Team members of NASA’s Double Asteroid Redirection Test (DART) have filled the spacecraft with fuel, have performed many of the final tests, and are running rehearsals as they approach DART’s scheduled launch on November 23, 2021.
DART will be the world’s first planetary defense test mission, heading for the small moonlet asteroid Dimorphos, which orbits a larger companion asteroid called Didymos, and intentionally crashing into the asteroid to slightly change its orbit. While neither asteroid poses a threat to Earth, DART’s kinetic impact will prove that a spacecraft can autonomously navigate to a target asteroid and kinetically impact it. Then, using Earth-based telescopes to measure the effects of the impact on the asteroid system, the mission will enhance modeling and predictive capabilities to help us better prepare for an actual asteroid threat should one ever be discovered.
“DART will be the first demonstration of the ‘kinetic impactor’ technique in which a spacecraft deliberately collides with a known asteroid at high speed to change the asteroid’s motion in space,” said Lindley Johnson, NASA’s Planetary Defense Officer. “This technique is thought to be the most technologically mature approach for mitigating a potentially hazardous asteroid, and it will help planetary defense experts refine asteroid kinetic impactor computer models, giving insight into how we could deflect potentially dangerous near-Earth objects in the future.”
Over the last year and a half, while following pandemic health and safety protocols, engineers built DART from a collection of parts to a fully assembled spacecraft. Engineers outfitted the spacecraft with the various technologies that the mission will test, including NASA’s NEXT-C ion propulsion system that was designed to improve performance and fuel efficiency for deep-space missions, and a flat, slotted high-gain antenna for efficient communication between Earth and the spacecraft.
During the summer and early September, engineers installed the spacecraft’s onboard camera DRACO (its only instrument), its two roll-out solar arrays that each unfurl to 28 feet, and the Italian Space Agency’s miniature satellite LICIACube that is designed to capture images of DART’s kinetic impact and its immediate aftereffects.

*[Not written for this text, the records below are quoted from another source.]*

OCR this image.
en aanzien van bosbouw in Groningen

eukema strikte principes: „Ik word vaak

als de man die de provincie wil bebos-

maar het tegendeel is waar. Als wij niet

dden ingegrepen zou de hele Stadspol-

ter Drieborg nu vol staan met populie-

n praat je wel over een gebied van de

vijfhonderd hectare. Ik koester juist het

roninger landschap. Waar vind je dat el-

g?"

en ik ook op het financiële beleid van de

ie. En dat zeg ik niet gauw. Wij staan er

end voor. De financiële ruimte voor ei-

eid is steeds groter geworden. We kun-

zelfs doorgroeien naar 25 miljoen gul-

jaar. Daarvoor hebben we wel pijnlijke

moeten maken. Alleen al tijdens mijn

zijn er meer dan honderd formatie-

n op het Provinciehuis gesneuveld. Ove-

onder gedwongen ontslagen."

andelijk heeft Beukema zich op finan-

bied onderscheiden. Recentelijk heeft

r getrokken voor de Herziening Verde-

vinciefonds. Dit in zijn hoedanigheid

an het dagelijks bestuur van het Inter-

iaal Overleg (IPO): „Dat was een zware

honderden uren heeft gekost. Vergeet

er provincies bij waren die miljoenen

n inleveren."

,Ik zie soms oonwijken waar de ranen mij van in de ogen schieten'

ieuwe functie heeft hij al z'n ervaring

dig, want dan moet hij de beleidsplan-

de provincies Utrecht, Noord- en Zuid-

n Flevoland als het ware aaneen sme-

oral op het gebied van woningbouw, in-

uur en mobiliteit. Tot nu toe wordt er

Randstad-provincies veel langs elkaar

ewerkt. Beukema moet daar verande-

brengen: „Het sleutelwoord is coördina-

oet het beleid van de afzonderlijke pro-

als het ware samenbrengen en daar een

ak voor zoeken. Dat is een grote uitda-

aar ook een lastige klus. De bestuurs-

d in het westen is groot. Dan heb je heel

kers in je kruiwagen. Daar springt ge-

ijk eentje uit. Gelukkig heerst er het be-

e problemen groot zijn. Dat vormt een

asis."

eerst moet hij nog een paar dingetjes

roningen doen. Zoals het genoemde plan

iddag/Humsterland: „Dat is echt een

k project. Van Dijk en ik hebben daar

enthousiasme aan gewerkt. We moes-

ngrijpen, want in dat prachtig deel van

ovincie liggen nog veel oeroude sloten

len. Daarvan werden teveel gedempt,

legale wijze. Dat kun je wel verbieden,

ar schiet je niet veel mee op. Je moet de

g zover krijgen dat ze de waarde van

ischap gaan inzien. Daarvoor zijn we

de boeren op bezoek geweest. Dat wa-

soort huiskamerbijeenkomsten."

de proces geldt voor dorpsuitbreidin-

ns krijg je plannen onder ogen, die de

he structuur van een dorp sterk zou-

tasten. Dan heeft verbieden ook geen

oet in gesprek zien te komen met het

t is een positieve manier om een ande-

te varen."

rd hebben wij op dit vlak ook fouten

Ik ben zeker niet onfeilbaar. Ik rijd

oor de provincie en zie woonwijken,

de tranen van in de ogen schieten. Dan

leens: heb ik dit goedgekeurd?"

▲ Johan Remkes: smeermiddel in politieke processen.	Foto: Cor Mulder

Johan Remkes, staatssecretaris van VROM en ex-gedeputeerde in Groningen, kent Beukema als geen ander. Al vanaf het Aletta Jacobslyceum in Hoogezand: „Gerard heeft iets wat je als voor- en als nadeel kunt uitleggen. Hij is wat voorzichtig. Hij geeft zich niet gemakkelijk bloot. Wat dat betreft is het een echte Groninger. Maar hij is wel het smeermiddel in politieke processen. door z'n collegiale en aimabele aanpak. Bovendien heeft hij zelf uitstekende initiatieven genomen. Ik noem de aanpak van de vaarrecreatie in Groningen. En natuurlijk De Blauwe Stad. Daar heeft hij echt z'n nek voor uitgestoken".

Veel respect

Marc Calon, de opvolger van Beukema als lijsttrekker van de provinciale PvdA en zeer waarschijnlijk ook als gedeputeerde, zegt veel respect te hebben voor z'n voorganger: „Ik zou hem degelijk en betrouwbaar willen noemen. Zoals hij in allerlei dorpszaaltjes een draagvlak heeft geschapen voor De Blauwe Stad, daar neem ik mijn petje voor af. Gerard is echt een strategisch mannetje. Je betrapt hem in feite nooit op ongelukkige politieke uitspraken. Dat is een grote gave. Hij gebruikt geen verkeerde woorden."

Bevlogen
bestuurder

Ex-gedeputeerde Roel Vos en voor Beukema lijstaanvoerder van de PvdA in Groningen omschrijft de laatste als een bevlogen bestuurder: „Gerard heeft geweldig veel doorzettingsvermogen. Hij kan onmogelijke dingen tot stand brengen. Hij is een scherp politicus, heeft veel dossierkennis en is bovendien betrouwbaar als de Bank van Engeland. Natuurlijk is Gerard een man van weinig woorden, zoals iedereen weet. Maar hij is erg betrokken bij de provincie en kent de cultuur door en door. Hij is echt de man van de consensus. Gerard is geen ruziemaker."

“It’s a miracle what this team has accomplished, with all of the obstacles in the way like COVID-19 and the development of so many new technologies,” said Elena Adams, DART mission systems engineer at the Johns Hopkins Applied Physics Laboratory (APL) in Laurel, Maryland. “But the reason why we succeeded so far is because our team is excited, extremely sharp, and they genuinely want to show that if an asteroid was coming toward Earth, we could prevent a catastrophe.”
The spacecraft arrived at Vandenberg Space Force Base (VSFB) near Lompoc, California, in early October after a cross-country drive. DART team members have since been preparing the spacecraft for flight, testing the spacecraft’s mechanisms and electrical system, wrapping the final parts in multilayer insulation blankets, and practicing the launch sequence from both the launch site and the mission operations center at APL.
DART headed to the SpaceX Payload Processing Facility on VSFB on October 26. Two days later, the team received the green light to fill DART’s fuel tank with roughly 110 pounds (50 kilograms) of hydrazine propellant for spacecraft maneuvers and attitude control. DART also carries about 130 pounds (60 kilograms) of xenon for the NEXT-C ion engine. Engineers loaded the xenon before the spacecraft left APL in early October.
Starting on November 10, engineers will “mate” the spacecraft to the adapter that stacks on top of the SpaceX Falcon 9 rocket. A day before launch, the rocket will roll out of the hangar and onto the launch pad at Space Launch Complex 4 East (SLC-4E), where it will propel the spacecraft into space and kick off DART’s journey to the Didymos system.
“I’m both amazed and grateful that DART has gone from a twinkle in the eye to a spacecraft in final preparation for launch within 11 years,” said Andy Cheng, DART investigation team lead at APL and the one who came up with the idea of DART. “What made it possible was a great team that overcame all the challenges of building a spacecraft to do something never done before.”
DART’s first launch opportunity is scheduled for November 23 at 10:20 p.m. PST. If weather or other issues prevent a launch on the first night, the team will have an additional opportunity to launch the next day. If necessary, subsequent launch attempts can take place through February 2022.
Johns Hopkins APL has been directed to manage the DART mission for NASA’s Planetary Defense Coordination Office as a project of the agency’s Planetary Missions Program Office. The agency provides support for the mission from several centers, including the Jet Propulsion Laboratory in Southern California, Goddard Space Flight Center in Greenbelt, Maryland, Johnson Space Center in Houston, Glenn Research Center in Cleveland, and Langley Research Center in Hampton, Virginia. The launch is managed by NASA’s Launch Services Program, based at the agency’s Kennedy Space Center in Florida.